In another thread the issue that there are too few fast Motorola 68060 CPUs around came up. But that a solution could be to join a male socket and a FPGA on top of that. Much like the 486- or pentium overdrive solutions for the x86.
The MC68060 datasheet provides the PGA 206 pinout at page 356. And the frequency span is 0 - 75 MHz. Power (p328, p344) requirement is 3.3V +/- 5% @ 2A with 5V compatible I/O. There has not been any QFP variant on the commercial market, ever?
So this is what the FPGA has to be able to work with. Some kind of onboard DC/DC circuit will be needed. The voltages of iVDD, EVDD, PVDD and CVDD is unclear especially in a mixed 040/060 environment. So the question becomes, can a powerfull enough FPGA that implements 060 make do with 6.6 W ? and will the mechanical size be within limits? otherwise circuit board stacking may be needed.

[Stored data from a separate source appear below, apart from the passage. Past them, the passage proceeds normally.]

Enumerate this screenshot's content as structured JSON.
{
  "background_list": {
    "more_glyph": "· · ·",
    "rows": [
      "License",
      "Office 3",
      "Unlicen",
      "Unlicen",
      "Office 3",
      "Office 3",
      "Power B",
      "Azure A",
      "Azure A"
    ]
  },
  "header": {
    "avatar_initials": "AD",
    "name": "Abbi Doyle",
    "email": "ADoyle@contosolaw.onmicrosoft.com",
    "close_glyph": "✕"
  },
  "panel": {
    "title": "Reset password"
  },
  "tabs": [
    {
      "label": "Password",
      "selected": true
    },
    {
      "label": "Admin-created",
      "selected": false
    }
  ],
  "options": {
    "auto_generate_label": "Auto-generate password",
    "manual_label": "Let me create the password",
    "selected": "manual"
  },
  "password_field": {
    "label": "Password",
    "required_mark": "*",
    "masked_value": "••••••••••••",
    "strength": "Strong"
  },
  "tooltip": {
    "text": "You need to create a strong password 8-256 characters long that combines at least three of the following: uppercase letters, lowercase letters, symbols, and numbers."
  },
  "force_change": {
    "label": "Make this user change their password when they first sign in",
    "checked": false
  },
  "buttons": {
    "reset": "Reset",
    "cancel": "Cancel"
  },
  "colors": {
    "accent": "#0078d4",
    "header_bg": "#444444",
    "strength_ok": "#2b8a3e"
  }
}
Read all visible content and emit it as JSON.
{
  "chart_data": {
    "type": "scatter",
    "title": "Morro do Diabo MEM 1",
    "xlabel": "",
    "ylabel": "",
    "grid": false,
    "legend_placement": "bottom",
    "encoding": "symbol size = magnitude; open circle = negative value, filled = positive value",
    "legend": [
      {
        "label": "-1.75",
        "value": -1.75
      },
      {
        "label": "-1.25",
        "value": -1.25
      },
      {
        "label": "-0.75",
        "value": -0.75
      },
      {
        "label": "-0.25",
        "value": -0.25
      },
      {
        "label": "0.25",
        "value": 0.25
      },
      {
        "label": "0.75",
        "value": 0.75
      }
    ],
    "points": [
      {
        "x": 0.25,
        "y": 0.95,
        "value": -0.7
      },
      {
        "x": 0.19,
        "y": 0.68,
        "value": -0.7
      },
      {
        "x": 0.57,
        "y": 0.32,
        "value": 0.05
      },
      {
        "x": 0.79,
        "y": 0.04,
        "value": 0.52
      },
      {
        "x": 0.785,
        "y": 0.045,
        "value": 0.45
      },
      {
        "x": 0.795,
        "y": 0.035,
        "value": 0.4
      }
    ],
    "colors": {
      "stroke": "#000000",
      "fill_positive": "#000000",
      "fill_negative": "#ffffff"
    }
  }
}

Btw, with some additional PGA-114 (020) and PGA-132 (030) to PGA-206 adapter it could be used as a upgrade option for those CPUs too.
OT Found while searching:
a68k.de - Overclocking Amiga.pdf
As for power required vs. what the socket can be expected to supply, since this will require a pcb roughly shaped like an 060 chip, consider also including a floppy power connector... we'll likely need dc/dc converters for fpga core voltage and other things, why not for 3.3v as well? this could be a hard drive connecter or whatever to get enough power.
one could consider also trying to include 030 PGA pins as well as 040/060 all on the same module and be careful installing, but there is more chance the 030 pins would interfere with 060/040 socket or 040/060 pins interfering with other components on 030 board near the socket. some adapter.
i's use quickswitches or equivalent to get 5v tolerance on the fpga IO, so it would simply plug into an 040 socket and work, as well as simplify adapter to 030 socket to work there. thus the 060 fpga pcb is fpga + quickswitches + power. While quickswitches might affect timing, we're limited to the fastest 680x0 socket here, and that may not be a problem. but something to consider. If it is a problem on 060 like the overclocked Apollo boards, then put quickswitches on 040 and 030 adapters where they don't cause speed problems for super fast real 060 sockets.
also consider ddr3 memory on the pcb, as modern fpgas have a hardwired controller inside for our "whatever" to hook up to. super-fast main memory, or a cache or something. build up a real accelerator for your accelerator.
for those that loathe ddr3, cook up something more paletable in there...
This sort of discussion is really fun!